Nannie went on talking. By the time Ione was dressed, with a pair of Barbara’s stockings to take the place of her ruined ones, she knew what an old and distinguished firm of architects Jim Severn belonged to. There were two uncles in it, and one of them wouldn’t be very long before he retired, and then Mr. Jim would go up a step.

“His father died when the children were still in the nursery-him and Miss Barbara-and their mother married again. But she didn’t live long either, so you may say they never had anyone but each other, Mr. Jim and Miss Barbara.” Ione listened, but she had to think as well.
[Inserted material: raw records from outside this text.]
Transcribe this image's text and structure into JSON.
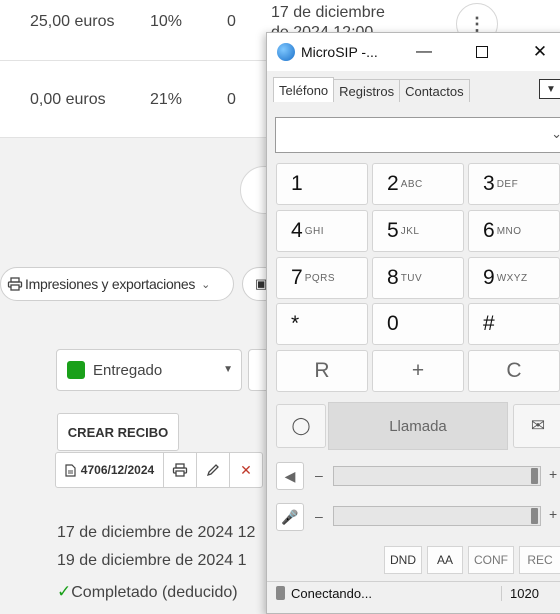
{
  "bg": {
    "row1": {
      "amount": "25,00 euros",
      "tax": "10%",
      "qty": "0",
      "date_line1": "17 de diciembre",
      "date_line2": "de 2024 12:00"
    },
    "row2": {
      "amount": "0,00 euros",
      "tax": "21%",
      "qty": "0"
    },
    "more_icon": "⋮",
    "exports_label": "Impresiones y exportaciones",
    "status_select": "Entregado",
    "crear_recibo": "CREAR RECIBO",
    "doc_number": "4706/12/2024",
    "date1": "17 de diciembre de 2024 12",
    "date2": "19 de diciembre de 2024 1",
    "completed": "Completado (deducido)",
    "colors": {
      "entregado": "#1aa01a",
      "check": "#1aa01a",
      "delete": "#c0392b"
    }
  },
  "microsip": {
    "title": "MicroSIP -...",
    "tabs": [
      "Teléfono",
      "Registros",
      "Contactos"
    ],
    "keys": [
      {
        "d": "1",
        "s": ""
      },
      {
        "d": "2",
        "s": "ABC"
      },
      {
        "d": "3",
        "s": "DEF"
      },
      {
        "d": "4",
        "s": "GHI"
      },
      {
        "d": "5",
        "s": "JKL"
      },
      {
        "d": "6",
        "s": "MNO"
      },
      {
        "d": "7",
        "s": "PQRS"
      },
      {
        "d": "8",
        "s": "TUV"
      },
      {
        "d": "9",
        "s": "WXYZ"
      },
      {
        "d": "*",
        "s": ""
      },
      {
        "d": "0",
        "s": ""
      },
      {
        "d": "#",
        "s": ""
      }
    ],
    "keys_bottom": [
      "R",
      "+",
      "C"
    ],
    "call_label": "Llamada",
    "minus": "–",
    "plus": "+",
    "buttons": [
      "DND",
      "AA",
      "CONF",
      "REC"
    ],
    "status": "Conectando...",
    "port": "1020",
    "icons": [
      "microsip-app-icon",
      "minimize-icon",
      "maximize-icon",
      "close-icon",
      "dropdown-icon",
      "voicemail-icon",
      "message-icon",
      "speaker-icon",
      "microphone-icon",
      "status-icon"
    ]
  }
}
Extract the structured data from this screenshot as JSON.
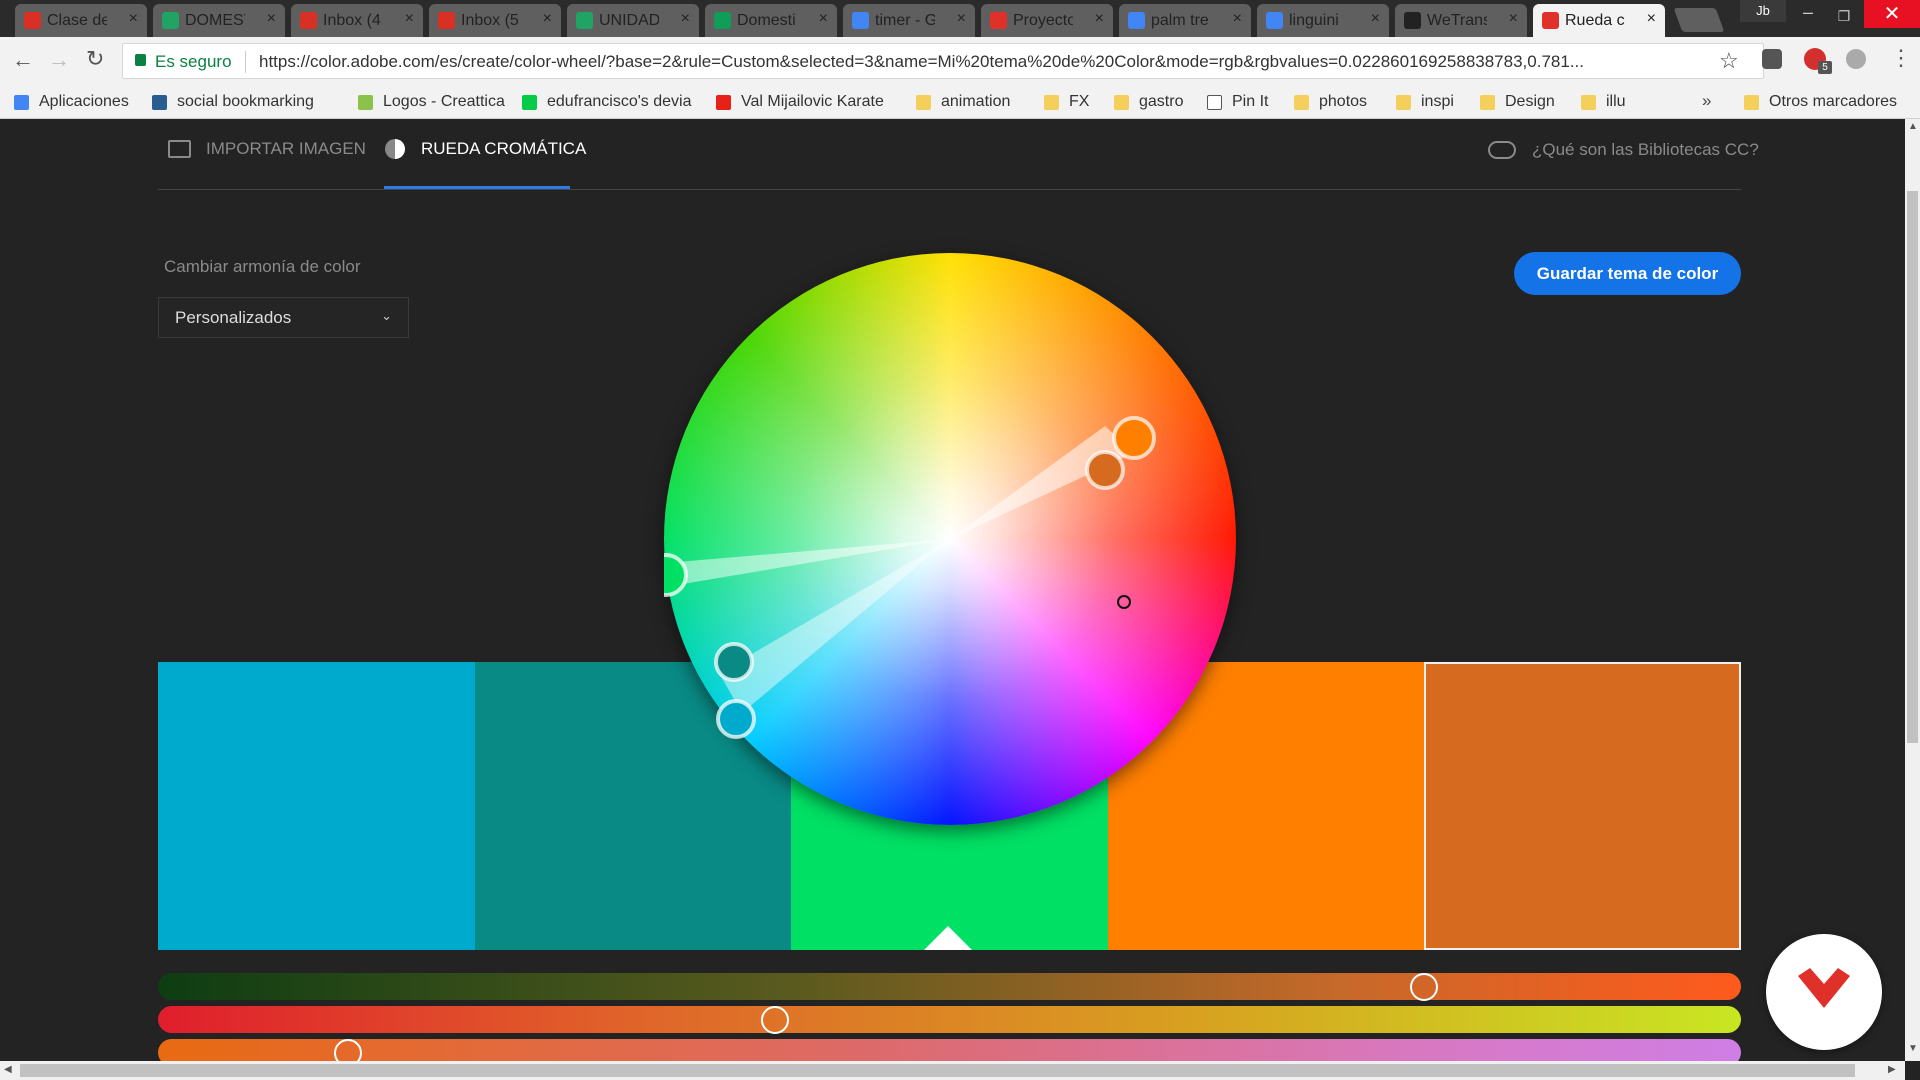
{
  "browser": {
    "tabs": [
      {
        "title": "Clase de",
        "icon": "gmail-icon",
        "color": "#d93025"
      },
      {
        "title": "DOMEST",
        "icon": "drive-icon",
        "color": "#1fa463"
      },
      {
        "title": "Inbox (4",
        "icon": "gmail-icon",
        "color": "#d93025"
      },
      {
        "title": "Inbox (5",
        "icon": "gmail-icon",
        "color": "#d93025"
      },
      {
        "title": "UNIDAD",
        "icon": "drive-icon",
        "color": "#1fa463"
      },
      {
        "title": "Domesti",
        "icon": "sheets-icon",
        "color": "#0f9d58"
      },
      {
        "title": "timer - G",
        "icon": "google-icon",
        "color": "#4285f4"
      },
      {
        "title": "Proyecto",
        "icon": "domestika-icon",
        "color": "#e0302a"
      },
      {
        "title": "palm tre",
        "icon": "google-icon",
        "color": "#4285f4"
      },
      {
        "title": "linguini",
        "icon": "google-icon",
        "color": "#4285f4"
      },
      {
        "title": "WeTrans",
        "icon": "wetransfer-icon",
        "color": "#222222"
      },
      {
        "title": "Rueda c",
        "icon": "adobe-icon",
        "color": "#e0302a"
      }
    ],
    "profile": "Jb",
    "secure_label": "Es seguro",
    "url": "https://color.adobe.com/es/create/color-wheel/?base=2&rule=Custom&selected=3&name=Mi%20tema%20de%20Color&mode=rgb&rgbvalues=0.022860169258838783,0.781...",
    "extension_badge": "5",
    "bookmarks": [
      {
        "label": "Aplicaciones",
        "icon": "apps-icon"
      },
      {
        "label": "social bookmarking",
        "icon": "site-icon"
      },
      {
        "label": "Logos - Creattica",
        "icon": "leaf-icon"
      },
      {
        "label": "edufrancisco's devia",
        "icon": "deviantart-icon"
      },
      {
        "label": "Val Mijailovic Karate",
        "icon": "youtube-icon"
      },
      {
        "label": "animation",
        "icon": "folder-icon"
      },
      {
        "label": "FX",
        "icon": "folder-icon"
      },
      {
        "label": "gastro",
        "icon": "folder-icon"
      },
      {
        "label": "Pin It",
        "icon": "page-icon"
      },
      {
        "label": "photos",
        "icon": "folder-icon"
      },
      {
        "label": "inspi",
        "icon": "folder-icon"
      },
      {
        "label": "Design",
        "icon": "folder-icon"
      },
      {
        "label": "illu",
        "icon": "folder-icon"
      }
    ],
    "more_bookmarks": "»",
    "other_bookmarks": "Otros marcadores"
  },
  "app": {
    "nav": {
      "import_label": "IMPORTAR IMAGEN",
      "wheel_label": "RUEDA CROMÁTICA",
      "libraries_label": "¿Qué son las Bibliotecas CC?"
    },
    "harmony": {
      "label": "Cambiar armonía de color",
      "selected": "Personalizados"
    },
    "save_button": "Guardar tema de color",
    "swatches": [
      "#00aacc",
      "#098a85",
      "#00e064",
      "#ff7f00",
      "#d66b1f"
    ],
    "selected_swatch": 2,
    "sliders": [
      {
        "gradient": "linear-gradient(90deg,#0d3d12,#5a5a1e 40%,#c7692a 75%,#ff5a1d)",
        "value": 0.8
      },
      {
        "gradient": "linear-gradient(90deg,#e01e2c,#e0642a 30%,#d8a020 65%,#c8e622)",
        "value": 0.39
      },
      {
        "gradient": "linear-gradient(90deg,#e86a12,#dd6a6a 45%,#d878c2 80%,#cf7ee6)",
        "value": 0.12
      }
    ]
  }
}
The first thing to be done was to ring up Wanetree and placate Norris, who would certainly be feeling fierce about her failure either to return or to let them know that she was not coming back last night. She ought to have done it before really-not in the middle of the night, but more or less at crack of dawn, which at this time of year would be getting on for a quarter to eight.

Norris was Cousin Eleanor’s maid, and a domestic tyrant of forty years’ standing. She answered the call in a very bad temper indeed and scolded Ione as if she were five years old.